But using exotic plants to extend the bloom season is a strategy rife with issues that got us into this whole climate change / mass extinction scenario in the first place. When I hear a designer promoting exotics as a way to help pollinators, I know they're missing information. Here are some issues that come up for me:
1) Exotic plants help both invasive insects and primarily generalist pollinators (native or not). Chances are invasive insect thugs evolved with the exotic plants we're using in our gardens, so all we're doing is helping them out, either with the plant being a host for their young or for the nectar and pollen they need. Exotic plants also appeal primarily to generalist adult native pollinators, like bumble bees or many butterflies. Often someone will say something like "I saw a bee on my snowdrops or hosta or russian sage" without knowing what the species is, and in turn what role that species has in the ecosystem.
3) Helping pollinators by extending the bloom season with exotic plants ignores the plant's critical role as a host for larvae. Exotic plants may help some generalist adult native insects adapt, for a time anyway, but they won't help plant-dependent species or the ecosystem adapt. Simply put, climate change is happening so fast now most life can't and won't adapt. We're looking at a 50% total planetary species loss by 2100. You can't assume exotic plants are going to make much of a difference, especially when they aren't supporting young. Native plants support many times the insect biomass as compared to exotics. But should you be using native plants from an ecoregion south or downhill of you? I don't know. Again, the climate is altering so quickly and unpredictably that the help you may be doing could be short-lived at best.

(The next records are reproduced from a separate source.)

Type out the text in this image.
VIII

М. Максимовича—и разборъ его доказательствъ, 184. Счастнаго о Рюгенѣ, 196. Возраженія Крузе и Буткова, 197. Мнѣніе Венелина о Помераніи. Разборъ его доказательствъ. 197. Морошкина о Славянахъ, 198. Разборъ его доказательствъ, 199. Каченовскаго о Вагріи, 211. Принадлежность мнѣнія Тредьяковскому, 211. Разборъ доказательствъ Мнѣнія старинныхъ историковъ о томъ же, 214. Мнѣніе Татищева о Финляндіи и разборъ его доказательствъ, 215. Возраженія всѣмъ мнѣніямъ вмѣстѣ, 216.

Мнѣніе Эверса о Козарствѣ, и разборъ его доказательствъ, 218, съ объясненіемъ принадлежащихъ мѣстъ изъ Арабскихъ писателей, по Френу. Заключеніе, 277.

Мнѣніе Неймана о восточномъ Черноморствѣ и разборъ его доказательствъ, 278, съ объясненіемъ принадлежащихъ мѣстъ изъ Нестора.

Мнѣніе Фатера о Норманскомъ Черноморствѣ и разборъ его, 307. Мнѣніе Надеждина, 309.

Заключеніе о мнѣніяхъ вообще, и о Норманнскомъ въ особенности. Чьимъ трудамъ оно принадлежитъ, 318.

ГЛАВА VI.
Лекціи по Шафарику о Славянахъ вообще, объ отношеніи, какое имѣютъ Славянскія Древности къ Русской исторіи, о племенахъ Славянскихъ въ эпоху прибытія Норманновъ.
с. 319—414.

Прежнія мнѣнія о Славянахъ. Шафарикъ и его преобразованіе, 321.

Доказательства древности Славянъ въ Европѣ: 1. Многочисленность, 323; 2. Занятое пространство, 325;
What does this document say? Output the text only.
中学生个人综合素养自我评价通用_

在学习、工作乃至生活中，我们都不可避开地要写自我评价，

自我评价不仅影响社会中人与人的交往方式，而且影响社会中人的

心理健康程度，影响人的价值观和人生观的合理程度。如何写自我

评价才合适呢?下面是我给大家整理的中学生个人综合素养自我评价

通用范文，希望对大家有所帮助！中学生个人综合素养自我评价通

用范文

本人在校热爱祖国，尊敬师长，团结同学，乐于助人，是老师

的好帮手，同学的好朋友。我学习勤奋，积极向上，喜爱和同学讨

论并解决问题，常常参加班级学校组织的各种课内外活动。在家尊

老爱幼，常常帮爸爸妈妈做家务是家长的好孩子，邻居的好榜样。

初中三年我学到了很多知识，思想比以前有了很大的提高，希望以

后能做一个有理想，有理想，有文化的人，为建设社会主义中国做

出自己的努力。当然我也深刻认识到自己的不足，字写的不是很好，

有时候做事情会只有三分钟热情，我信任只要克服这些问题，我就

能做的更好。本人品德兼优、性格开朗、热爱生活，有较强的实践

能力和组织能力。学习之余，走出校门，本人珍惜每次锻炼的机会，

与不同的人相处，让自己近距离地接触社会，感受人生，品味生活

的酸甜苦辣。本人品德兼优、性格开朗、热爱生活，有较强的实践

4) Predicting the future isn't easy, and while we can make some logical guesses, how do we know if / when an exotic plant will become a problem plant? Especially in the face of really unpredictable climate and weather fluctuations? Isn't assuming we know better what got us into this mess in the first place?
I think when we hear that any flowering plant can help pollinators what we're really hearing is a defense of human supremacism; the idea that in whatever garden choices we make will do SOME good on SOME level, so let's pick what's pretty or functional to us as the primary or sole motivation. We are so far beyond this limited viewpoint which eschews empathy, compassion, and scientific knowledge of how the world works. If we keep defending our plant choices in distorted ways, we're simply continuing to feed the system and conditions that have fostered the sixth mass extinction. Our privilege doesn't give us the right to use any plant we want -- it gives us the wisdom and responsibility to see beyond ourselves into the ecosystem and the thousands of lives interacting with our homes (and us) every day. The real world is not a human one, culturally or biologically, and until we start to see nature and landscapes as something part of us -- not just a tool or an artscape -- gardens will fail to wake us to a more profound community of nature, to compassion, and to empowerment.